C’est une tradition qui se perd, laisser un pourboire aux serveurs d’un restaurant au moment de s’en aller. D’abord, nous avons moins de monnaie dans le portefeuille : 35 % des Français ne laissent pas de pourboire par manque de monnaie, d’après une étude de l'institut CSA. Ensuite, une habitude s’est ancrée : payer par carte bancaire. D’après le baromètre Panorabanques, 8 Français interrogés sur 10 affirment payer en sans-contact. Alors, pour relancer la pratique, le chef de l’État vient d'annoncer la défiscalisation des pourboires par carte bancaire, comme annoncé sur France Inter. Emmanuel Macron s'est exprimé ce lundi 27 septembre les professionnels réunis au Salon international de la restauration, de l’hôtellerie et de l’alimentation (SIRHA).

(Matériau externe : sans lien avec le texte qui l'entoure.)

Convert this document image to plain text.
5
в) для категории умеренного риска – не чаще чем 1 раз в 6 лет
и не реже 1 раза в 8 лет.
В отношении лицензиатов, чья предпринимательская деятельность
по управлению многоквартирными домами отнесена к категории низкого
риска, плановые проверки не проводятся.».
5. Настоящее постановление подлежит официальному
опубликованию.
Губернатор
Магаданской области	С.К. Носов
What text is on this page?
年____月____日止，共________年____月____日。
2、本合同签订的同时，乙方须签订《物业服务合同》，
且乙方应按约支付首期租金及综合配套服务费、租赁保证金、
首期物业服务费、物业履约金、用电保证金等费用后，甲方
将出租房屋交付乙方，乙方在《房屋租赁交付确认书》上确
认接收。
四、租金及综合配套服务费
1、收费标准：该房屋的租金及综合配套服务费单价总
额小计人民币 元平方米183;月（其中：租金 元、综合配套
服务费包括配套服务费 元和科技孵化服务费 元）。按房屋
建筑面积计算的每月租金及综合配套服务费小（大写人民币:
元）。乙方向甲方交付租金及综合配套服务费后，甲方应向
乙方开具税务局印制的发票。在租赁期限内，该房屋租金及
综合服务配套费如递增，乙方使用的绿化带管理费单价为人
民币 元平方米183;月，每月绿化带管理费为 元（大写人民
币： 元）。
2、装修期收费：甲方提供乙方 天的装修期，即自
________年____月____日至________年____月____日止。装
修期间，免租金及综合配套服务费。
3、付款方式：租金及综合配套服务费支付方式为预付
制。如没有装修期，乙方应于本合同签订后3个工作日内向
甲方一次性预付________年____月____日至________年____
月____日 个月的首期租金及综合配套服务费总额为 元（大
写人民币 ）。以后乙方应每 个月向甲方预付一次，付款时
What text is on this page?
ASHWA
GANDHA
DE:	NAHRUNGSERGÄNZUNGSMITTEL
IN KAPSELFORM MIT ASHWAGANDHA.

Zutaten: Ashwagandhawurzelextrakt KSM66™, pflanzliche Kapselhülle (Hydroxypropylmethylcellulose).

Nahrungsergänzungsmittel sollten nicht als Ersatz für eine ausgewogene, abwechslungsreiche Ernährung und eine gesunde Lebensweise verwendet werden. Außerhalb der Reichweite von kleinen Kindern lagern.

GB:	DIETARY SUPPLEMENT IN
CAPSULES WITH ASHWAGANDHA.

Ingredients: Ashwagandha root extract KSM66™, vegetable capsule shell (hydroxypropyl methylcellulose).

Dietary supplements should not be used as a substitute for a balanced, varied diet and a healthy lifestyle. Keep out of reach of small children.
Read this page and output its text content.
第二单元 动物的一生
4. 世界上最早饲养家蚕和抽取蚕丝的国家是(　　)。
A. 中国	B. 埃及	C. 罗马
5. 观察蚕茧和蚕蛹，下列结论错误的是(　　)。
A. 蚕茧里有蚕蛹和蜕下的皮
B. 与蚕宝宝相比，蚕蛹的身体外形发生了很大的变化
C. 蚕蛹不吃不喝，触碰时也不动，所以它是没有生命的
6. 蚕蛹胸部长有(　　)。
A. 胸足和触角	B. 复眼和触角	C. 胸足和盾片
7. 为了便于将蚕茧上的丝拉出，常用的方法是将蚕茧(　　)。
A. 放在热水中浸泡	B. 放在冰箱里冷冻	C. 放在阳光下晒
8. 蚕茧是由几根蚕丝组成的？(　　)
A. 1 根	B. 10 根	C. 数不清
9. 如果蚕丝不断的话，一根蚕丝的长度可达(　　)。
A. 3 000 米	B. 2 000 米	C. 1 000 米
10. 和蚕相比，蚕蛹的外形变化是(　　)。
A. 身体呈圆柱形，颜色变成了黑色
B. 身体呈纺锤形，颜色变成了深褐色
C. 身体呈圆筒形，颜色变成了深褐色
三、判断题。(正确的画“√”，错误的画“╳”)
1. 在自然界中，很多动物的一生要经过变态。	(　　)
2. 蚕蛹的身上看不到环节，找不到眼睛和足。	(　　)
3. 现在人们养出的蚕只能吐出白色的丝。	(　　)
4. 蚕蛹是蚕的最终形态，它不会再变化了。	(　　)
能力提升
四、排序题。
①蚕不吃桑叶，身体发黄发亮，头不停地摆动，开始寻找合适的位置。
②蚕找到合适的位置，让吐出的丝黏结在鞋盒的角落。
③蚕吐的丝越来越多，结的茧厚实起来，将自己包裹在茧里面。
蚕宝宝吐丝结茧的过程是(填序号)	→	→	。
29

Qu'est-ce qui va changer au moment de payer son addition ?

Dans les prochains mois, quand vous allez régler l’addition avec votre carte, vous pourrez ajouter une petite somme supplémentaire, destinée au serveur. La promesse : cet argent ne sera pas fiscalisé. Jusqu’à présent, les pourboires versés par carte étaient déclarés et imposés. En revanche, ce n’est pas le cas, pour les pourboires en liquide, soit l'immense majorité des pourboires.

"On va passer le texte dans les prochaines semaines, pour que dans tous les prochains mois on puisse avoir des pourboires qui seront défiscalisés et sans charge" a déclaré le président. "Et l’idée c’est quoi ? C’est qu’on puisse, au restaurant, payer le pourboire avec la carte bleue, l’arrondi ou plus. Car on l’a vu en sortie de crise, nos compatriotes utilisent de moins en moins de liquide."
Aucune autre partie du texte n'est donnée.